Jory was playing the lead in the Norman Krasna comedy “Louder, Please” in California when he was approached by a Fox talent scout. His first film was “Renegades” in 1930 with Warner Baxter.

On December 23, 1928, Jory married actress Jean Inness. They appeared on stage a number of times over the years. Inness made many films (“Gun Fever”, “The Gunfighter’, “Rosemary’s Baby”) and TV episodes (“Big Valley’, “Gunsmoke”, “Peter Gunn”, “Rawhide”, “Twilight Zone”, “Virginian: Return of Golden Tom” with her husband, “Dragnet”, etc.) as well as directing 31 plays at the Pasadena Playhouse. Born December 18, 1900, Inness died December 27, 1978. The Jorys had two children, a son Jon who became the director of the Actors Theatre of Louisville, Kentucky, and a daughter Jean Jory Anderson, a public relations director of the theatre department at Utah State University.

Jory was never more at his menacing best than as Injun Joe, one of the meanest, most brutish villains the movies ever gave us pursuing Tommy Kelly and Ann Gillis in “The Adventures of Tom Sawyer” (‘38). Although he made many good films, it seems 1939 was a banner year for Jory, the year he “arrived”. Among his 10 films that year were the gangster classic “Each Dawn I Die”, Shirley Temple’s “Susannah of the Mounties”, his first big western “Dodge City” and as the carpetbagger overseer in the immortal “Gone With the Wind”.

Hoppy and badman Victor Jory have it out in "Hoppy Serves a Writ" ('43 U.A.).

Oddly enough, after these prestigious pictures, the next year of 1940 saw him playing the lead in two Columbia serials (“The Shadow” and “The Green Archer”) and joining the ranks of producer Harry “Pop” Sherman’s stock company in two medium-budget westerns (“Knights of the Range” and “Cherokee Strip”). Jory would eventually make 12 pictures for Sherman, including seven Hopalong Cassidy entries.
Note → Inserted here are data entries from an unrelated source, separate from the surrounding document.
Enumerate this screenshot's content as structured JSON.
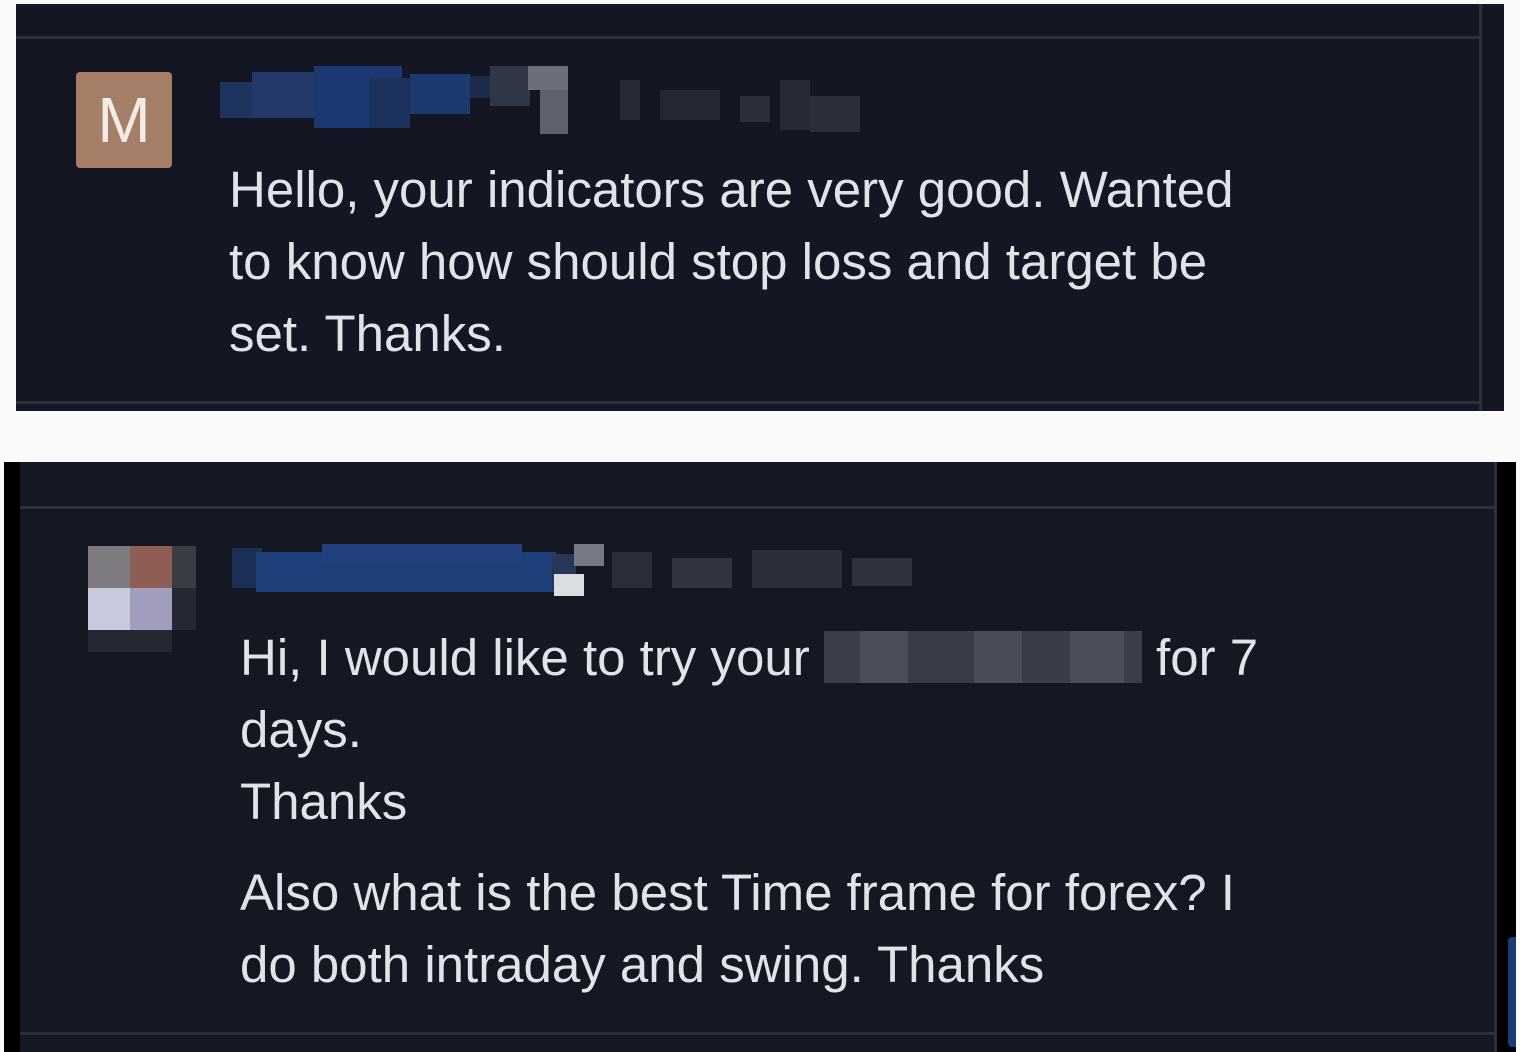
{
  "comments": [
    {
      "avatar_letter": "M",
      "avatar_color": "#a47e67",
      "username": "",
      "text": "Hello, your indicators are very good. Wanted\nto know how should stop loss and target be\nset. Thanks."
    },
    {
      "username": "",
      "text_before_redaction": "Hi, I would like to try your ",
      "text_after_redaction": " for 7\ndays.\nThanks",
      "text_followup": "Also what is the best Time frame for forex? I\ndo both intraday and swing. Thanks"
    }
  ],
  "colors": {
    "panel_background": "#151823",
    "text": "#dfe3ea",
    "divider": "#2c303d",
    "page_background": "#fafafa"
  }
}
In 1943, just before WWII military service in the Coast Guard, Jory made one of his favorite films, director Kurt Neumann’s suspense thriller for Monogram, “Unknown Guest”.
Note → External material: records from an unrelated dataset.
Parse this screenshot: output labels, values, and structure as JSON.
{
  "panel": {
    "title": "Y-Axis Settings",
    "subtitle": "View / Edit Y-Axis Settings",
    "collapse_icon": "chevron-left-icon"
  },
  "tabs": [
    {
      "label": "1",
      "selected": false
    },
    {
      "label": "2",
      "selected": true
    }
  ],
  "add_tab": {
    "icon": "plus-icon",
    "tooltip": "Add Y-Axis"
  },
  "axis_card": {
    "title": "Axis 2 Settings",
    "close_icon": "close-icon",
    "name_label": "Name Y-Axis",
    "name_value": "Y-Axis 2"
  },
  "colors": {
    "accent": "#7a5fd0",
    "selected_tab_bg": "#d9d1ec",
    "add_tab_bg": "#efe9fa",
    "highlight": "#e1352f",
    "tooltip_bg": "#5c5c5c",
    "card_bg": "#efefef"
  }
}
Just because he was now in pictures, Jory did not turn his back on the stage. Jory co-starred on Broadway in “The Two Mrs. Carrolls”. Post war, in 1945 Jory did “Therese” with Dame May Whitty and in 1946 was a member of the fledgling American Repertory Theatre in New York.
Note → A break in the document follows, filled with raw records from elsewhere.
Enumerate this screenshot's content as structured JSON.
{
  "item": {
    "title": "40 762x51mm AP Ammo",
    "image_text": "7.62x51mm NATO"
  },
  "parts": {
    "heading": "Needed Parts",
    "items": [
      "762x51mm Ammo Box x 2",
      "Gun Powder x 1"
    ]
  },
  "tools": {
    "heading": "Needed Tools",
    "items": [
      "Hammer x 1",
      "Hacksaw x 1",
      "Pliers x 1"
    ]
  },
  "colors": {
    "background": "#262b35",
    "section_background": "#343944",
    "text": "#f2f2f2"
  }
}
The war and Broadway gave Jory a four year break from the B-westerns he’d been doing, so when he returned to Hollywood in 1948 he began to be featured in bigger pictures once again. Dramatic television also became a part of his life in 1950 (“Philco Television Playhouse”, “Studio One”, “Broadway Television Theatre”, etc.).

Two of the Younger Brothers, Arthur Kennedy and Dennis Morgan, have their six-guns on the real badmen, Howard de Silva and Victory Jory, in Warner Bros.' "Bad Men of Missouri" ('41).

In 1958 Vic filmed 78 episodes of the San Diego based “Dragnet”-like cop series, Manhunt” co-starring Patrick McVey. Screen Gems syndicated the show in ‘59.

In ‘59, filmed in Milton, New York, Jory acted in what he termed his favorite role, that of a Mississippi general store owner who is dying of cancer and who is afraid of losing his no-good wife (Anna Magnani) to drifter Marlon Brando. “The Fugitive Kind”, the Tennessee Williams story, based on his “Orpheus Descending”, was poorly received.

Jory took a filming break ‘60-‘62 and returned that year to play Helen Keller’s father in “The Miracle Worker”. He also began to work hard in episodic television. In 1964, now a craggy-faced 62, Jory essayed the part of Indian Chief Tall Tree in John Ford’s adieu to westerns, “Cheyenne Autumn”. The role opened up another facet of Jory’s career as he began to play elderly Indians in other films (“Flap”, “Papillon”) and on TV (“Nakia”, “Gunsmoke”, “Virginian”, “Young Maverick”). It was the role of a 109 year old Indian, Iron Belly, in “Mountain Men” that brought the end to Jory’s illustrious career in 1980.

Jory died February 12, 1982, at 79, at his home in Santa Monica of a heart attack. He had a long history of coronary trouble. On screen Jory played heavies with all the vigor he could muster, but in real life he was known by his broad smile, and calm, astute, charming manner.

Victor Jory finds out Vaughn Monroe is the "Toughest Man in Arizona" ('52 Republic).